Label them accurately. Brackett says neuroscience supports the notion that “if you can name it, you can tame it.” Possessing a nuanced and specific vocabulary around emotions, what researchers call “emotional granularity,” has been found to be its own form of regulation. Prompt children to move beyond simple labels like sad or mad. Are they annoyed, disappointed or frustrated instead? Being able to accurately describe how we are feeling is an important way to get our needs met, says Brackett.

Express them. There’s a bias in our society toward displaying positive emotions and suppressing negative ones. Ask yourself if you’re regularly expressing a full range of emotions, even tough ones like frustration and guilt, in front of your children, says Brackett. When parents are honest about their feelings (within reason), it gives children permission to express their emotions freely, too.

Regulate responses. Emotion regulation is the most challenging of the five steps and the most cognitively demanding. For parents of young children, Brackett suggests introducing “positive self-talk” as a useful coping strategy in difficult moments. For example, when feeling frustrated, a parent might say out loud, “Daddy can do this! First, I’m going to take a breath to calm down.” For teens, teaching them how to reframe negative situations through a more positive lens can be a helpful strategy (“Maybe she was short with you because she’s stressed out about the tryouts?”).

As parents know, it’s not what we say but what we do that matters most.
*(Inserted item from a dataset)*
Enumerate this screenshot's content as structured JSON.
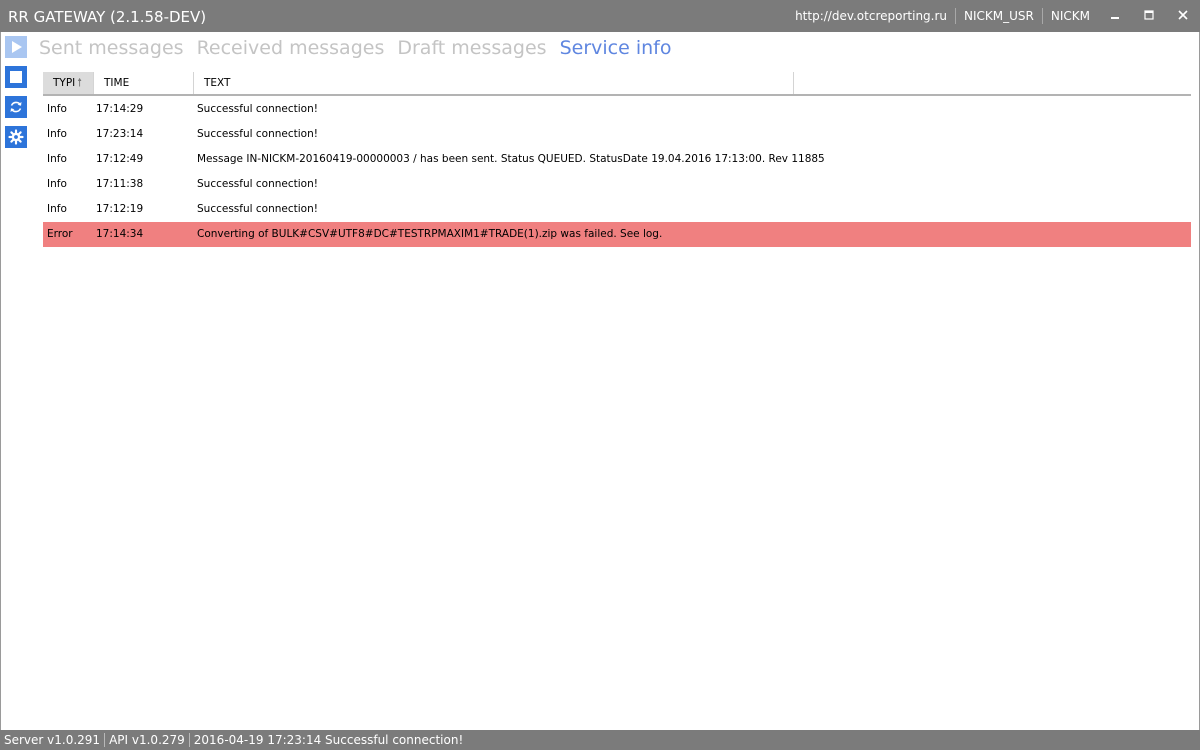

Even mild-mannered adults can struggle to keep emotions in check when they are tired or overwhelmed. When emotions are running high, Brackett suggests parents take a “meta-moment.” That involves hitting the pause button, taking a breath to slow down our fight-or-flight response, and then asking: How would my “best self” respond in this situation? In other words, how would an ideal parent — one who is kind, warm and patient — respond right now? A useful exercise for defining your best self is to fast-forward 20 years and think about how you want your kids to remember you, says Brackett. Then ask yourself if you’re earning that reputation at home.

“Responding through the lens of our best self helps us to choose more helpful strategies,” says Brackett. In fact, he adds: “Just thinking about our reputations can prompt us to behave in better ways than we might otherwise.”

Best-self exercises work for kids too. Children can think of adjectives or even an image of who their best self is in the classroom, on the playground or with their siblings, and then parents can remind them of that when needed. Of course, it’s impossible to be our best selves all the time, but it’s something we can aspire to.